Modelfile Format¶
Mullama supports creating custom model configurations using two file formats:
- Modelfile -- Compatible with Ollama's Modelfile format
- Mullamafile -- Extended format with Mullama-specific directives
Both formats use a Dockerfile-like syntax with directives that configure model behavior, parameters, and metadata.
Quick Example¶
FROM llama3.2:1b
PARAMETER temperature 0.7
PARAMETER num_ctx 8192
PARAMETER top_p 0.9
SYSTEM """
You are a helpful coding assistant specialized in Rust programming.
Always provide code examples and explain your reasoning.
"""
Create and use this model:
# Save the above as ./Modelfile, then:
mullama create rust-assistant -f ./Modelfile
# Use it
mullama run rust-assistant "How do I read a file in Rust?"
mullama serve --model rust-assistant
Directives Reference¶
FROM (Required)¶
Specifies the base model. This can be an alias, a local path, or a HuggingFace spec.
# Using a model alias
FROM llama3.2:1b
# Using a local GGUF file
FROM ./models/my-model.gguf
# Using an absolute path
FROM /opt/models/custom-model.gguf
# Using a HuggingFace spec
FROM hf:Qwen/Qwen2.5-7B-Instruct-GGUF
# Pin to specific commit for reproducibility
FROM hf:Qwen/Qwen2.5-7B-Instruct-GGUF@a1b2c3d
# With specific quantization at a commit
FROM hf:meta-llama/Llama-3.2-1B-Instruct-GGUF:Q4_K_M@abc123def
Base Model Resolution
When using an alias, Mullama resolves it through the model registry. When using hf: prefix, it downloads directly from HuggingFace. Local paths must point to valid GGUF files.
PARAMETER¶
Set model parameters as key-value pairs. Multiple PARAMETER directives can be specified.
PARAMETER temperature 0.7
PARAMETER top_p 0.9
PARAMETER top_k 40
PARAMETER num_ctx 8192
PARAMETER num_predict 512
PARAMETER repeat_penalty 1.1
PARAMETER seed 42
Supported Parameters:
| Parameter | Type | Range | Default | Description |
|---|---|---|---|---|
temperature |
float | 0.0-2.0 | 0.7 | Sampling temperature.
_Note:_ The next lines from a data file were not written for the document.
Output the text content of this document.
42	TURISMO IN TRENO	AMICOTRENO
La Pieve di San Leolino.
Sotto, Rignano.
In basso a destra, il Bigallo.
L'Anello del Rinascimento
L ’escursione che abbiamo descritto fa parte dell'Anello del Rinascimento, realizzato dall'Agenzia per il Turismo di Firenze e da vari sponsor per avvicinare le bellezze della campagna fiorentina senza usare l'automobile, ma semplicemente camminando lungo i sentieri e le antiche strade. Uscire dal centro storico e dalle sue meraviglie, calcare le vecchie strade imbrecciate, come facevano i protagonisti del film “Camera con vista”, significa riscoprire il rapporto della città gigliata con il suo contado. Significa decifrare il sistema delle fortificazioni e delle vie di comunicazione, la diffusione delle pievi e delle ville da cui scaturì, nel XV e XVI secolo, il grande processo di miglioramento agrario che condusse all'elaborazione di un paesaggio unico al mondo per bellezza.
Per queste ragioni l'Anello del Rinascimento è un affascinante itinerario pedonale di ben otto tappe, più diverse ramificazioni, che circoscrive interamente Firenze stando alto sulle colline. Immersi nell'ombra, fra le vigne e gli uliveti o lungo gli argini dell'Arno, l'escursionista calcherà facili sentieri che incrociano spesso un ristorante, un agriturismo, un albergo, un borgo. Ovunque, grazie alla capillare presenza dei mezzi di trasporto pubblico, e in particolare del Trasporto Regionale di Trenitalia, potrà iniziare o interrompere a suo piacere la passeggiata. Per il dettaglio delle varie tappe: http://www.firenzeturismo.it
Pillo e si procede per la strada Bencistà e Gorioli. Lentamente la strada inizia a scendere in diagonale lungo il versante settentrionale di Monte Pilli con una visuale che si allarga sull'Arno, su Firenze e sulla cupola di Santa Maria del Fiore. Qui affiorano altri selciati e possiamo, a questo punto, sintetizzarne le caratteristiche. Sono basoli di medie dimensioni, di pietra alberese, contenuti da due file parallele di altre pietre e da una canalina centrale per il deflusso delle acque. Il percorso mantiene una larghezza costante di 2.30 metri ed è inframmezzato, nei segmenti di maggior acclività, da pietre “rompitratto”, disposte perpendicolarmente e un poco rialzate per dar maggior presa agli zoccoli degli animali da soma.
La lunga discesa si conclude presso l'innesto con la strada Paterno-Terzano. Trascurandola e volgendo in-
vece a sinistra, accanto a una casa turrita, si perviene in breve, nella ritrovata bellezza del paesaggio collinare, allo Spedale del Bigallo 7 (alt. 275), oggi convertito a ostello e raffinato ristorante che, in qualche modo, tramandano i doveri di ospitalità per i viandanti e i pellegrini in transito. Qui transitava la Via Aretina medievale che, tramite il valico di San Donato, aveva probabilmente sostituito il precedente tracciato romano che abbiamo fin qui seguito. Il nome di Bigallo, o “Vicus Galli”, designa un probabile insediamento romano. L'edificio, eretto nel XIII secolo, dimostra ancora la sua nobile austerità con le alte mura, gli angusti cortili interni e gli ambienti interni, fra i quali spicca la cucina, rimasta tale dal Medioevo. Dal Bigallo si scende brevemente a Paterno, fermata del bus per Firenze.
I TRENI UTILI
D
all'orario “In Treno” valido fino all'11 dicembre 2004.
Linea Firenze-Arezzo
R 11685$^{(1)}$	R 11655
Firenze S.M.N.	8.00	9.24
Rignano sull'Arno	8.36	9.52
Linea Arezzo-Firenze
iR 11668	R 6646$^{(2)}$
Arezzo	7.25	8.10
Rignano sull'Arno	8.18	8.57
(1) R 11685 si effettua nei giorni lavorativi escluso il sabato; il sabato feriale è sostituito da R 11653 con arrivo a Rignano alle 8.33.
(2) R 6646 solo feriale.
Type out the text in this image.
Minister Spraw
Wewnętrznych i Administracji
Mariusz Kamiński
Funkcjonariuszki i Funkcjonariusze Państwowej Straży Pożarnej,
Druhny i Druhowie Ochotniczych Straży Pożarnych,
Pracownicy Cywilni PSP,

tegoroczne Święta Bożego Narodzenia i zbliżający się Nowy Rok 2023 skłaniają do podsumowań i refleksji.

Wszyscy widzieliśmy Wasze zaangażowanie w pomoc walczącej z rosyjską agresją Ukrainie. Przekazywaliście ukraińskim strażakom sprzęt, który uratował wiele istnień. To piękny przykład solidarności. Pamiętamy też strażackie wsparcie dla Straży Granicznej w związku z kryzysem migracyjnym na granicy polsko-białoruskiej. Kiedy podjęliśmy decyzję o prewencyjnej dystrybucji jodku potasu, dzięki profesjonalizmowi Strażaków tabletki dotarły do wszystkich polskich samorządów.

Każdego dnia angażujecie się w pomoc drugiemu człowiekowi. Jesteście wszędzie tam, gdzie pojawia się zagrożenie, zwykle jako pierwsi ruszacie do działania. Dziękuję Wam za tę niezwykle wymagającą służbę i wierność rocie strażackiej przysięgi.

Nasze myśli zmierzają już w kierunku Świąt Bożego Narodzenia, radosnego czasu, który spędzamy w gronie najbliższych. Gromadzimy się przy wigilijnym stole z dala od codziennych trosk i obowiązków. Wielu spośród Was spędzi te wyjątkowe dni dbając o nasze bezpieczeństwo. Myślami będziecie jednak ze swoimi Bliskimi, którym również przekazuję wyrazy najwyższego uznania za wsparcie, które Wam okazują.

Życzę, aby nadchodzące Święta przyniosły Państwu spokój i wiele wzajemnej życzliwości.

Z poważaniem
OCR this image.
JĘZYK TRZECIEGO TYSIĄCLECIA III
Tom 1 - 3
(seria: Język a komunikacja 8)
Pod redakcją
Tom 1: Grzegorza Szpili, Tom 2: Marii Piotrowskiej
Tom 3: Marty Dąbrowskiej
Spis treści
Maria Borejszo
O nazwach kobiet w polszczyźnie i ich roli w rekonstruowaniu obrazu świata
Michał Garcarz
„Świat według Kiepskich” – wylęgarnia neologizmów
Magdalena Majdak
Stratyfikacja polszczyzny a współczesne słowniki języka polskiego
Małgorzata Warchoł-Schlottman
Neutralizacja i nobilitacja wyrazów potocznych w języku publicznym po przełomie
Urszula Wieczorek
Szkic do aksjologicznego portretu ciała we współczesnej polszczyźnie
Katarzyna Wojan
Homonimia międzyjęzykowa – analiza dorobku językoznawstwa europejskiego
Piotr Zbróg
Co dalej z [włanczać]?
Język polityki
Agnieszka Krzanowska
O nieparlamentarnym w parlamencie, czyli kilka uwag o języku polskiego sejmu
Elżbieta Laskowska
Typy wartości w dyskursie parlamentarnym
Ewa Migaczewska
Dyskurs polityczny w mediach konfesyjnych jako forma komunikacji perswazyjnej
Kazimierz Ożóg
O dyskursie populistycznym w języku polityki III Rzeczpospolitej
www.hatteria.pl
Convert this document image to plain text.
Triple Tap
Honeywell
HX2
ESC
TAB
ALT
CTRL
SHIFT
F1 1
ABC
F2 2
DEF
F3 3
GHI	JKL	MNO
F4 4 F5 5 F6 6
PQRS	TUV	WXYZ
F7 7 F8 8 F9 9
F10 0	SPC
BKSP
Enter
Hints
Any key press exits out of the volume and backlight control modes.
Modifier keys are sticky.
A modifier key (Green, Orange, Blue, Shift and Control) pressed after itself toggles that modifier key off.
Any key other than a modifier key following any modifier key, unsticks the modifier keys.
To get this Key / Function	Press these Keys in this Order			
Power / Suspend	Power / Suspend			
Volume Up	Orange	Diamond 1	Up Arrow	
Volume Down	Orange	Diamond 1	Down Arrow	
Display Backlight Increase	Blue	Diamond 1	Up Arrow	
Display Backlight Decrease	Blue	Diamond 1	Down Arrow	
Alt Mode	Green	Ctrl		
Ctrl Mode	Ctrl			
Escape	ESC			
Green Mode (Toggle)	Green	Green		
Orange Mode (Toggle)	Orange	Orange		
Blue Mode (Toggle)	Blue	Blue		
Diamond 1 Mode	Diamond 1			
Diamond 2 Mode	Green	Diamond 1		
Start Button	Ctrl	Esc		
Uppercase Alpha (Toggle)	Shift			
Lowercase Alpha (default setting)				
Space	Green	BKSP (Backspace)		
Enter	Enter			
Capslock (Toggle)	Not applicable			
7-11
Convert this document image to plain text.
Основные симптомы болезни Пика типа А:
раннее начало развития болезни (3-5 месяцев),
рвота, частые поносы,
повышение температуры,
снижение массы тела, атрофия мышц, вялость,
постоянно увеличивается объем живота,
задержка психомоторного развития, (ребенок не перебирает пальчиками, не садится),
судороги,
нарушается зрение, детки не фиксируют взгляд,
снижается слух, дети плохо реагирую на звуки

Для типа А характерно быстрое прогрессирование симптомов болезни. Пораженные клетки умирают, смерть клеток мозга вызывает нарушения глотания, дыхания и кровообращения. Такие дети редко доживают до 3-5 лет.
Lower = more deterministic |
top_p |
float | 0.0-1.0 | 0.9 | Nucleus sampling threshold |
top_k |
int | 1+ | 40 | Top-k sampling candidates |
num_ctx |
int | 128+ | 4096 | Context window size in tokens |
num_predict |
int | -1+ | 512 | Maximum tokens to generate (-1 = unlimited) |
repeat_penalty |
float | 0.0+ | 1.1 | Repetition penalty factor |
presence_penalty |
float | -2.0-2.0 | 0.0 | Presence penalty |
frequency_penalty |
float | -2.0-2.0 | 0.0 | Frequency penalty |
seed |
int | -- | random | Random seed for reproducibility |
stop |
string | -- | -- | Stop sequence (can specify multiple) |
num_batch |
int | 1+ | 512 | Batch size for prompt processing |
num_thread |
int | 1+ | auto | Number of CPU threads |
SYSTEM¶
Define the system prompt. Use triple quotes for multi-line content.
SYSTEM """
You are a helpful assistant. You provide clear, concise answers
and always ask for clarification when a question is ambiguous.
"""
Or single-line:
System Prompt Best Practices
- Keep system prompts focused and specific
- Define the role, tone, and any constraints
- Include examples of desired output format if relevant
- System prompts consume context tokens, so balance detail with token budget
TEMPLATE¶
Define the chat template format used for prompt construction. Template variables are wrapped in {{ }}.
TEMPLATE """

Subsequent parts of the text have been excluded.